Santa Clara, 1999/2000. Jorge Gamboa é o segundo da fila de baixo. À esquerda tem Figueiredo, à direita Gameiro

Toda esta gente vai a jogo, num dia em que dois homens estão mais em foco que ninguém. Giuseppe Materazzi no banco de um Sporting que não vence o campeonato há longas 18 épocas e Schmeichel, o homem que acabara de ser campeão europeu pelo Manchester United, na baliza.

Jorge Gamboa tem uma memória do pré-jogo. «Há uma história engraçada. Não sei se foi mesmo assim ou não, mas alguém questionou o Schmeichel sobre o Santa Clara e quando falaram no meu nome, ele terá dito “What? Gamba?” Ele é que levou com duas gambas», riu-se o antigo jogador dos açorianos com uma boa gargalhada.

O camisola 14 do Santa Clara fez logo de início o que mais ninguém conseguiria fazer a Schmeichel em Portugal, nessa época: marcar-lhe dois golos num só jogo. O primeiro na área, com receção e remate rasteiro, o segundo num mergulho de cabeça, com direito a festejo «a voar».

No banco açoriano, um homem festejava efusivamente, pois sabia melhor do que ninguém a dimensão do que, aos 44 minutos, acontecia no jogo. Manuel Fernandes era esse homem e é também a causa de Gamboa se entristecer um pouco ao lembrar os golos ao Grand Danois, como era conhecido Schmeichel.

«O Manuel Fernandes é alguém por quem tenho imenso respeito, foi um grande jogador e ninguém lhe vai ensinar nada. Transmitiu imenso conhecimento, sobretudo a nós, que jogávamos na frente. Quando nos lembramos do Schmeichel, dizemos que ele era um treinador em campo. É o que me relembro dele, tirando a parte técnica e desportiva, claro. Mas deixou-me um pouco triste com algumas declarações que terá feito sobre o Manuel Fernandes, o que me tira um pouco o orgulho de ter feito golos a esse guarda-redes.»

Jorge Gamboa com Robert Enke, num Santa Clara-Benfica FOTO: Santa Clara

O Sporting reage aos golos de Gamboa, já depois de Edmilson ter desperdiçado um penálti para fazer o 1-1. O brasileiro marca de cabeça aos 53 e é Beto Acosta que transforma uma tarde inesquecível de Gamboa «num resultado que não foi totalmente satisfatório».

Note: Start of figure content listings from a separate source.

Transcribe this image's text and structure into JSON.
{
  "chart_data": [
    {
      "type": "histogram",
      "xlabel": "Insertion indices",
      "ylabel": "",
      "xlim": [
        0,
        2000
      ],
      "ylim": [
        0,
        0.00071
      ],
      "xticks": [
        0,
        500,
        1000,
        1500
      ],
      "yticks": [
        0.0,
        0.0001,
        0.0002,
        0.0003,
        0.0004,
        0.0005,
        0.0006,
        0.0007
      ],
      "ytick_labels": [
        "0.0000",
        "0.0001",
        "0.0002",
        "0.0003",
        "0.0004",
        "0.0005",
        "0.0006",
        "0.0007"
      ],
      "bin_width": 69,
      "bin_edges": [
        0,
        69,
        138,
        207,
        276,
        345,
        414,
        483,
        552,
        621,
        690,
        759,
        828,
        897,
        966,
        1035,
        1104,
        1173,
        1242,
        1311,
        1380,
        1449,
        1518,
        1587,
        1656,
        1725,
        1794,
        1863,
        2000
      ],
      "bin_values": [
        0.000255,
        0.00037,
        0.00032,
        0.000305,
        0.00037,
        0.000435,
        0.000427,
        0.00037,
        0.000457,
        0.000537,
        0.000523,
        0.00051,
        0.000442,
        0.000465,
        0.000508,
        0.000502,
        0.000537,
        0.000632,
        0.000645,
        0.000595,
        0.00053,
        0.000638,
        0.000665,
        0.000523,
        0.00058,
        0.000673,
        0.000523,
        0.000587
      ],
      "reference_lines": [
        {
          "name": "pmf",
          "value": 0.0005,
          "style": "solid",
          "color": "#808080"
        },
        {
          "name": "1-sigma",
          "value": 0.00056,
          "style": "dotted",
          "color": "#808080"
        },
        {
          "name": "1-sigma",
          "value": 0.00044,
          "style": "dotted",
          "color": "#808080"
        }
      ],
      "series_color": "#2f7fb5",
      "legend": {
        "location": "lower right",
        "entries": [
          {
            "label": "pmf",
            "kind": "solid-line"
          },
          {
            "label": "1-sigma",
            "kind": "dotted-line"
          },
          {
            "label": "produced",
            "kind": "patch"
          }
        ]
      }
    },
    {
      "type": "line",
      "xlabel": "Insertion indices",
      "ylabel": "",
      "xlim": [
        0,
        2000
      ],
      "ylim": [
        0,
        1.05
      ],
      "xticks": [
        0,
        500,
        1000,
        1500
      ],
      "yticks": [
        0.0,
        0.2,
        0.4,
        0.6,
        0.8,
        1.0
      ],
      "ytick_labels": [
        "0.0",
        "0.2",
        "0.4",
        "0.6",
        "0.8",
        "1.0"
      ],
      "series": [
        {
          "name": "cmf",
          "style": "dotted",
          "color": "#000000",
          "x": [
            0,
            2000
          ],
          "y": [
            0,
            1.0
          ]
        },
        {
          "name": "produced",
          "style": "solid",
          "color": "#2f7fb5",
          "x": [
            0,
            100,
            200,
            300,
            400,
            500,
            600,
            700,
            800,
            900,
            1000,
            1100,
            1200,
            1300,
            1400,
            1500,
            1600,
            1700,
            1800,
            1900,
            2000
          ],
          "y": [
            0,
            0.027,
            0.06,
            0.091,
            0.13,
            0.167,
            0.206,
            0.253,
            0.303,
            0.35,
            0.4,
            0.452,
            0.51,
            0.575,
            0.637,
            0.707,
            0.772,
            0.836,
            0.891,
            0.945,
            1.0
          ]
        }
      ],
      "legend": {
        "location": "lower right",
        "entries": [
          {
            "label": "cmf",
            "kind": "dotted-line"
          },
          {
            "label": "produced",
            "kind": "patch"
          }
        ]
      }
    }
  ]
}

Ainda assim, foi o melhor que os açorianos conseguiram frente ao Sporting em todos os jogos em Ponta Delgada. Nesta sexta-feira, têm ocasião para emendar a última frase ou pelo menos fazer igual. Já Gamboa, que esteve «ligado a uma empresa de scouting» e que hoje faz «alguns trabalhos num clube da II Liga, sem grande compromisso», poderá recordar todos os golos que fizera ao Sporting. Esses pelo Santa Clara e outros: «Na formação, quando eu jogava no FC Porto, o Sporting era cliente habitual. Fiz cinco jogos, marquei quatro golos.» Quatro gambas, seriam?